Doctorant à l’université de Rennes-I, Philippe Gouezin vient d’achever un inventaire des mégalithes du Morbihan, fruit de plus de vingt ans de recherches.

 

INTERVIEW

Combien de sites mégalithes avez-vous recensé dans la région?

Les inventaires sont très récents en Bretagne. On connaissait bien les alignements de Carnac, mais beaucoup moins le reste. Dans le Morbihan, j’ai recensé entre 1 200 et 1  300 sites, que j’ai tous visités. Un site, ce peut être l’alignement de Carnac avec ses 4 000 pierres, ou bien une seule pierre. Il en reste beaucoup à trouver ! En 2013, par exemple, en trois jours de prospection dans la forêt de Quénécan (aux confins du Morbihan), j’en ai découvert 40.

On a tendance à croire que les mégalithes sont forcément des pierres dressées de 3 ou 4 mètres de hauteur. En réalité, il existe des menhirs de 80 centimètres, qui peuvent être cachés dans les sous-bois. D’autres inventaires sont en cours dans les départements voisins et on peut estimer à 5 000 le nombre de sites mégalithiques sur l’ensemble de la région Bretagne.

Il existe des menhirs de 80 centimètres, qui peuvent être cachés dans les sous-bois.

Dans quel état se trouvent-ils ?

30 % ont été détruits récemment, dans le cadre de travaux agricoles ou d’infrastructure et 16 % sont dans un état critique. Les destructions ont commencé dès le néolithique. Sur les monuments du littoral, on voit beaucoup de dalles qui sont réutilisées : on les abattait, on les cassait et on se les réappropriait. Il y a ensuite eu la grande vague de destruction par le clergé, essentiellement du XVe au XVIIe siècle. En revanche, les vols sont très rares, à l’exception de quelques pierres gravées.

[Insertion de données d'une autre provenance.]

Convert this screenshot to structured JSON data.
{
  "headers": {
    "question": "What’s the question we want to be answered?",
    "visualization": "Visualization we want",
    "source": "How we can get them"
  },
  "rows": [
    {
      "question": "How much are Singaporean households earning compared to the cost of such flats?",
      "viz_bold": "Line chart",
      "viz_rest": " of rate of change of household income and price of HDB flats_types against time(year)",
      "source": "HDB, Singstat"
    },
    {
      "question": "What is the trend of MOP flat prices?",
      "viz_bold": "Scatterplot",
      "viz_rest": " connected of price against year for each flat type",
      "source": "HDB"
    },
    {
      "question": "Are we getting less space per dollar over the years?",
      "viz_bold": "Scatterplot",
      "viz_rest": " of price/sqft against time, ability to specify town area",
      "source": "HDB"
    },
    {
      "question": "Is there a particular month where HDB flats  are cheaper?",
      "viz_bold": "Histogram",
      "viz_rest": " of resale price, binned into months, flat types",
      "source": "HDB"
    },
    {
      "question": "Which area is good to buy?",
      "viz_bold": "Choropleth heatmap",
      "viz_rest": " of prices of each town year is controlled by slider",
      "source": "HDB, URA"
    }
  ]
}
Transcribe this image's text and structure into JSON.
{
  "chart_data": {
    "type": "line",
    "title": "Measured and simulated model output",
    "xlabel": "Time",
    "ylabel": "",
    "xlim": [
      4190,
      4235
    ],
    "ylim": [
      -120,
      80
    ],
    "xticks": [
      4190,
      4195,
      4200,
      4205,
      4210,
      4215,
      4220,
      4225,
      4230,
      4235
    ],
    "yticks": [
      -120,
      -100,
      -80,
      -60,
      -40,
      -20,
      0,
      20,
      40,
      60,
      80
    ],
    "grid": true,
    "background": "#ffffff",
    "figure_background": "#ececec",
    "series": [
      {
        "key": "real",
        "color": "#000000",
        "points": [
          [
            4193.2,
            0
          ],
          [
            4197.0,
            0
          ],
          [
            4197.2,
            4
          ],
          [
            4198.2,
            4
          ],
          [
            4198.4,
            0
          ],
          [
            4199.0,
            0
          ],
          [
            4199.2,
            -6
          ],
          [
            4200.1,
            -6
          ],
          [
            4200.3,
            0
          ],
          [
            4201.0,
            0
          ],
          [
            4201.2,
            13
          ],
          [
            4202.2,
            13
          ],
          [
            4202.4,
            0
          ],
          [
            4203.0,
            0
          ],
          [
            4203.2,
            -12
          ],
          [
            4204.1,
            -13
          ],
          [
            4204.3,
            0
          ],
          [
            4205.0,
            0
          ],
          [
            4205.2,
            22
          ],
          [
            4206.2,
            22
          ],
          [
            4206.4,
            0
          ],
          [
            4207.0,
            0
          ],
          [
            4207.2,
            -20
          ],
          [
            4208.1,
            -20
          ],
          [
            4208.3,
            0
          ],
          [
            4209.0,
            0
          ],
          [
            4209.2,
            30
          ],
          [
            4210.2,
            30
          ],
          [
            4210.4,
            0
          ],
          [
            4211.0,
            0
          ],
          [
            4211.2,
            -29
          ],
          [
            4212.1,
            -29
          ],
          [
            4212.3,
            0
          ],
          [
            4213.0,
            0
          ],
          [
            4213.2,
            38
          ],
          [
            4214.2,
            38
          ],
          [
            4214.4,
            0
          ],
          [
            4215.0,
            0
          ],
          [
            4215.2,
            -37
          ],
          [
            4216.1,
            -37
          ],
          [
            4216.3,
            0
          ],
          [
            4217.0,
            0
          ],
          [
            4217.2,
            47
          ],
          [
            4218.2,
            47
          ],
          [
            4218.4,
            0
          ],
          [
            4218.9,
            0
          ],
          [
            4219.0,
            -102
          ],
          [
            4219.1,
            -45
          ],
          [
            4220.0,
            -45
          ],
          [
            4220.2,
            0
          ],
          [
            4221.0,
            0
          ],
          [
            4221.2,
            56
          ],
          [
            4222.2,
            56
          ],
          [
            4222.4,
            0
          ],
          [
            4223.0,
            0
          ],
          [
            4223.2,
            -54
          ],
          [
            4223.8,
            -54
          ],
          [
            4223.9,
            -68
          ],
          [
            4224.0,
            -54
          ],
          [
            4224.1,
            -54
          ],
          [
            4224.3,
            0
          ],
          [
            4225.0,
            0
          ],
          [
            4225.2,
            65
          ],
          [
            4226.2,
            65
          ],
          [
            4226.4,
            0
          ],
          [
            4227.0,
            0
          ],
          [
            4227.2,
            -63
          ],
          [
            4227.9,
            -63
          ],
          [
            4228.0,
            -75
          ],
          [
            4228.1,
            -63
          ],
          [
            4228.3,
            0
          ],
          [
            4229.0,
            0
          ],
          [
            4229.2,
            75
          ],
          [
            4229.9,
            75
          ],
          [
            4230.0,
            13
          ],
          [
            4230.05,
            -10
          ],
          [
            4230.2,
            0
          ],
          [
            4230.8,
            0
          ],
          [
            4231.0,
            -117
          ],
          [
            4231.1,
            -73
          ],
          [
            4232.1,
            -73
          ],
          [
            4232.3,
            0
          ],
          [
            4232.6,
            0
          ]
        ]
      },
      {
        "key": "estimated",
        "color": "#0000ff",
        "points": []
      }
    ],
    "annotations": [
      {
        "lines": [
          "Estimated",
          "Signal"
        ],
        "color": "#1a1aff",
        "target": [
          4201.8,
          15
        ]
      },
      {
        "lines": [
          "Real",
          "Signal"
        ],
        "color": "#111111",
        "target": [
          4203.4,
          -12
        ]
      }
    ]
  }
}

La meilleure protection des sites, c’est la valorisation. Pas forcément par l’inscription aux Monuments historiques, environ un quart des sites le sont, mais il faut qu’ils soient intégrés dans les PLU (plans locaux d’urbanisme), que l’entente avec les propriétaires des terrains privés sur lesquels se trouve une grande partie des mégalithes soit bonne, que ces mégalithes bénéficient d’une protection sanitaire (débroussailler, éviter que des arbres ne poussent sur le mégalithe). Dans certains cas, il faut limiter l’afflux de visiteurs.

Quelles sont dorénavant les directions de la recherche ?

L’une des conclusions de cette recherche est que la variété architecturale est beaucoup plus importante que ce que l’on croyait autrefois. Il y a notamment une grande diversité de dolmens, comme si chaque groupe faisait son type particulier de sépultures. Il va désormais être très difficile d’établir une typologie structurale simple. Par ailleurs, nous avons récemment travaillé sur les mégalithes peints, nombreux sur la péninsule ibérique, dont on vient de découvrir un exemple à Barnenez.